Le 9 mai 1990, mort de Robert JOSPIN.
Militant socialiste, mais aussi pacifiste et libertaire.
Il est né le 9 juin 1899 à St Quentin, Aisne. Issue d'une famille protestante, il est tenté dans sa jeunesse par la religion. Il adhère en 1924 au parti socialiste S.F.I.O. Profondément marqué par la guerre de 14-18 il devient pacifiste intégral.

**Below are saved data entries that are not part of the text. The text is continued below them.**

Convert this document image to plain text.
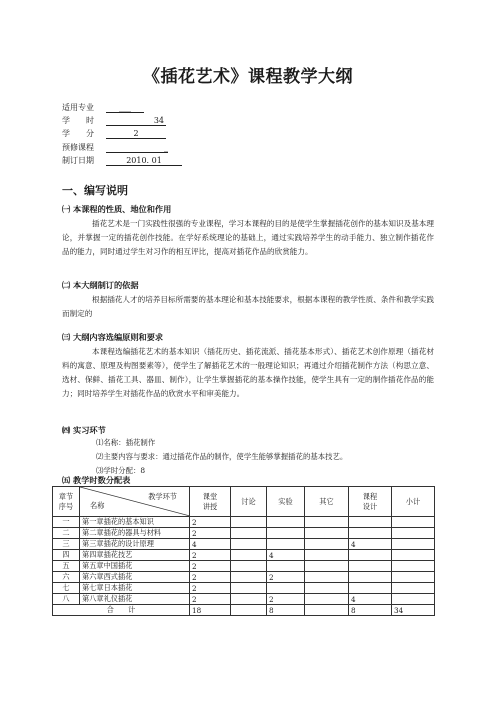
《插花艺术》课程教学大纲
适用专业	___
学　　时	34
学　　分	2
预修课程	_
制订日期	2010. 01
一、编写说明
㈠ 本课程的性质、地位和作用
插花艺术是一门实践性很强的专业课程，学习本课程的目的是使学生掌握插花创作的基本知识及基本理论，并掌握一定的插花创作技能。在学好系统理论的基础上，通过实践培养学生的动手能力、独立制作插花作品的能力，同时通过学生对习作的相互评比，提高对插花作品的欣赏能力。
㈡ 本大纲制订的依据
根据插花人才的培养目标所需要的基本理论和基本技能要求，根据本课程的教学性质、条件和教学实践而制定的
㈢ 大纲内容选编原则和要求
本课程选编插花艺术的基本知识（插花历史、插花流派、插花基本形式）、插花艺术创作原理（插花材料的寓意、原理及构图要素等），使学生了解插花艺术的一般理论知识；再通过介绍插花制作方法（构思立意、选材、保鲜、插花工具、器皿、制作），让学生掌握插花的基本操作技能，使学生具有一定的制作插花作品的能力；同时培养学生对插花作品的欣赏水平和审美能力。
㈣ 实习环节
⑴名称：插花制作
⑵主要内容与要求：通过插花作品的制作，使学生能够掌握插花的基本技艺。
⑶学时分配：8
㈤ 教学时数分配表
章节
序号	教学环节
名称	课堂
讲授	讨论	实验	其它	课程
设计	小计
一	第一章插花的基本知识	2					
二	第二章插花的器具与材料	2					
三	第三章插花的设计原理	4				4	
四	第四章插花技艺	2		4			
五	第五章中国插花	2					
六	第六章西式插花	2		2			
七	第七章日本插花	2					
八	第八章礼仪插花	2		2		4	
合　　计		18		8		8	34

Orateur de talent, il tentera de faire partager son idéal lors de tournées de conférences en tant que secrétaire de la ligue Internationale des combattants de la paix, et ce jusqu'en 1939. En 1942 il subit une courte arrestation pour avoir aidé des résistants, mais il a en même temps une position ambiguë envers le régime de Vichy, qui le nomme conseillé municipal de Meudon début 1944. Il devient ensuite responsable d'un établissement au service de l'enfance délinquante. Exclu du Parti Socialiste à la Libération, il le réintégrera en 1955, mais le quittera 10 ans plus tard, pour rejoindre "l'Union Pacifiste".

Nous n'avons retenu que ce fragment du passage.